A cap on charges for auto-enrolment pension schemes will ensure the plans offer value for money and are transparent.
A report from the Office of Fair Trading (OFT) on its investigation into defined contribution (DC) pension schemes, which is also expected to include a recommendation for a cap on charges, was due to be published soon after Employee Benefits went to press. (The report was subsequently published on 19 September.)
However, the industry was in agreement about what was expected. Gary Moore (pictured), policy adviser: DC pensions at the National Association of Pension Funds (NAPF), said: “The focus is going to be on what people are paying and what they are getting for what they’re paying.”
Although a cap was not announced in the report, industry consensus was that this is needed.
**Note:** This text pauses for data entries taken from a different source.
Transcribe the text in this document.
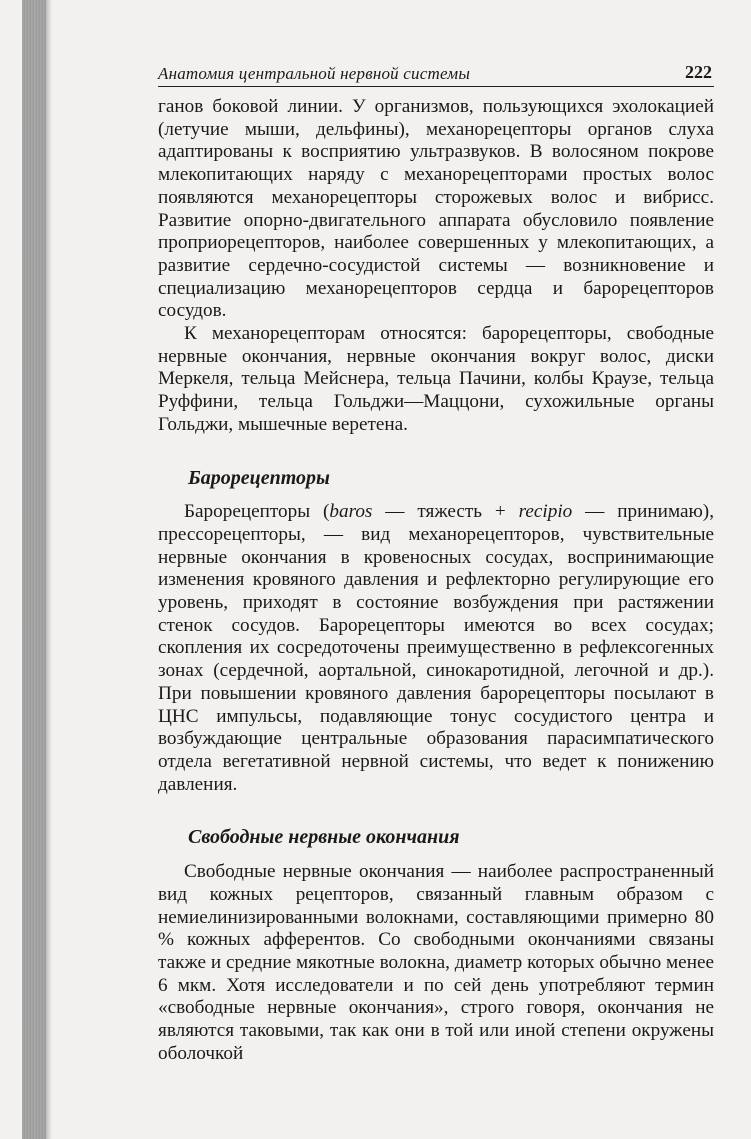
Анатомия центральной нервной системы	222

ганов боковой линии. У организмов, пользующихся эхолокацией (летучие мыши, дельфины), механорецепторы органов слуха адаптированы к восприятию ультразвуков. В волосяном покрове млекопитающих наряду с механорецепторами простых волос появляются механорецепторы сторожевых волос и вибрисс. Развитие опорно-двигательного аппарата обусловило появление проприорецепторов, наиболее совершенных у млекопитающих, а развитие сердечно-сосудистой системы — возникновение и специализацию механорецепторов сердца и барорецепторов сосудов.

К механорецепторам относятся: барорецепторы, свободные нервные окончания, нервные окончания вокруг волос, диски Меркеля, тельца Мейснера, тельца Пачини, колбы Краузе, тельца Руффини, тельца Гольджи—Маццони, сухожильные органы Гольджи, мышечные веретена.

Барорецепторы

Барорецепторы (baros — тяжесть + recipio — принимаю), прессорецепторы, — вид механорецепторов, чувствительные нервные окончания в кровеносных сосудах, воспринимающие изменения кровяного давления и рефлекторно регулирующие его уровень, приходят в состояние возбуждения при растяжении стенок сосудов. Барорецепторы имеются во всех сосудах; скопления их сосредоточены преимущественно в рефлексогенных зонах (сердечной, аортальной, синокаротидной, легочной и др.). При повышении кровяного давления барорецепторы посылают в ЦНС импульсы, подавляющие тонус сосудистого центра и возбуждающие центральные образования парасимпатического отдела вегетативной нервной системы, что ведет к понижению давления.

Свободные нервные окончания

Свободные нервные окончания — наиболее распространенный вид кожных рецепторов, связанный главным образом с немиелинизированными волокнами, составляющими примерно 80 % кожных афферентов. Со свободными окончаниями связаны также и средние мякотные волокна, диаметр которых обычно менее 6 мкм. Хотя исследователи и по сей день употребляют термин «свободные нервные окончания», строго говоря, окончания не являются таковыми, так как они в той или иной степени окружены оболочкой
In September, Legal and General announced it is to cap the charges for its auto-enrolment pension schemes at 0.5%. This will cover both the annual management charge for the administration of a DC pension and the charge for its default fund.
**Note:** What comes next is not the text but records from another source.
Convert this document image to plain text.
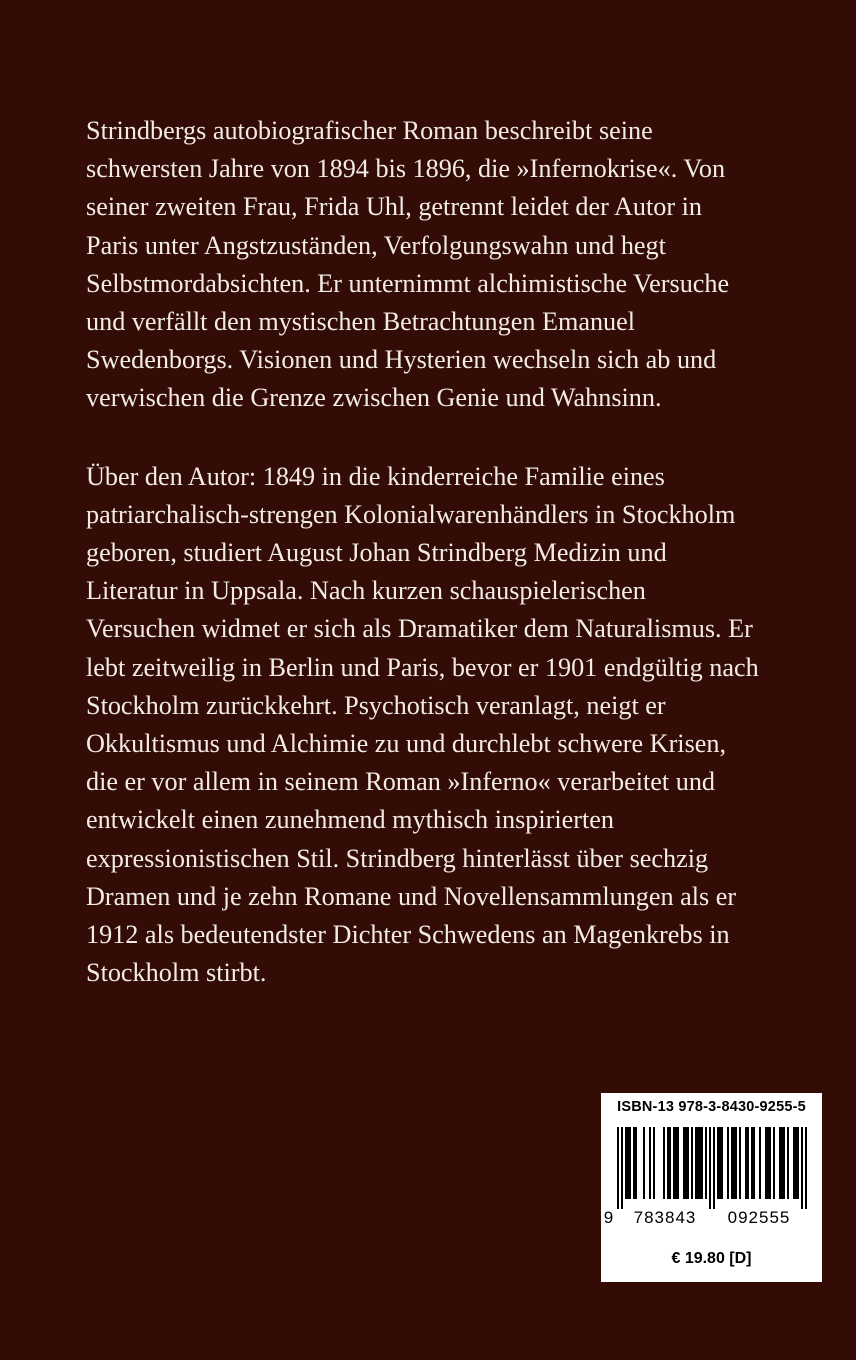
Strindbergs autobiografischer Roman beschreibt seine
schwersten Jahre von 1894 bis 1896, die »Infernokrise«. Von
seiner zweiten Frau, Frida Uhl, getrennt leidet der Autor in
Paris unter Angstzuständen, Verfolgungswahn und hegt
Selbstmordabsichten. Er unternimmt alchimistische Versuche
und verfällt den mystischen Betrachtungen Emanuel
Swedenborgs. Visionen und Hysterien wechseln sich ab und
verwischen die Grenze zwischen Genie und Wahnsinn.

Über den Autor: 1849 in die kinderreiche Familie eines
patriarchalisch-strengen Kolonialwarenhändlers in Stockholm
geboren, studiert August Johan Strindberg Medizin und
Literatur in Uppsala. Nach kurzen schauspielerischen
Versuchen widmet er sich als Dramatiker dem Naturalismus. Er
lebt zeitweilig in Berlin und Paris, bevor er 1901 endgültig nach
Stockholm zurückkehrt. Psychotisch veranlagt, neigt er
Okkultismus und Alchimie zu und durchlebt schwere Krisen,
die er vor allem in seinem Roman »Inferno« verarbeitet und
entwickelt einen zunehmend mythisch inspirierten
expressionistischen Stil. Strindberg hinterlässt über sechzig
Dramen und je zehn Romane und Novellensammlungen als er
1912 als bedeutendster Dichter Schwedens an Magenkrebs in
Stockholm stirbt.

ISBN-13 978-3-8430-9255-5
9 783843 092555
€ 19.80 [D]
Adrian Boulding, pensions strategy director at Legal and General, said: “We think that having a single charge of 0.5% is something people will understand and if they understand the charges, it drives confidence.”
The NAPF has seen pension charges fall as larger employers have gone through auto-enrolment, but it expects this to change as small and medium-sized employers reach their staging dates. “Now we’re looking to a slightly less commercially attractive part of the market,” said Moore. “We need to keep an eye on what happens to charges and I think that’s why there is currently a lot of political pressure to keep charges low.”
Power added: “For small employers, the cost of offering an auto-enrolment pension plan, in terms of the administrative costs, will be very high. That is one of the reasons that a lot of existing insurance providers have steered away from that market.
“If you have a pension charge cap, say set at 0.75%, then the cost to administer it will be higher than the 0.75% charge. Therefore, [providers] would either not enter that market or leave that market. It would leave Nest [National Employment Savings Trust] as potentially the only choice, because it has to take everybody at a unitary pricing level.”
Legislation to ban consultancy charging on auto-enrolment pension schemes came into effect on 14 September.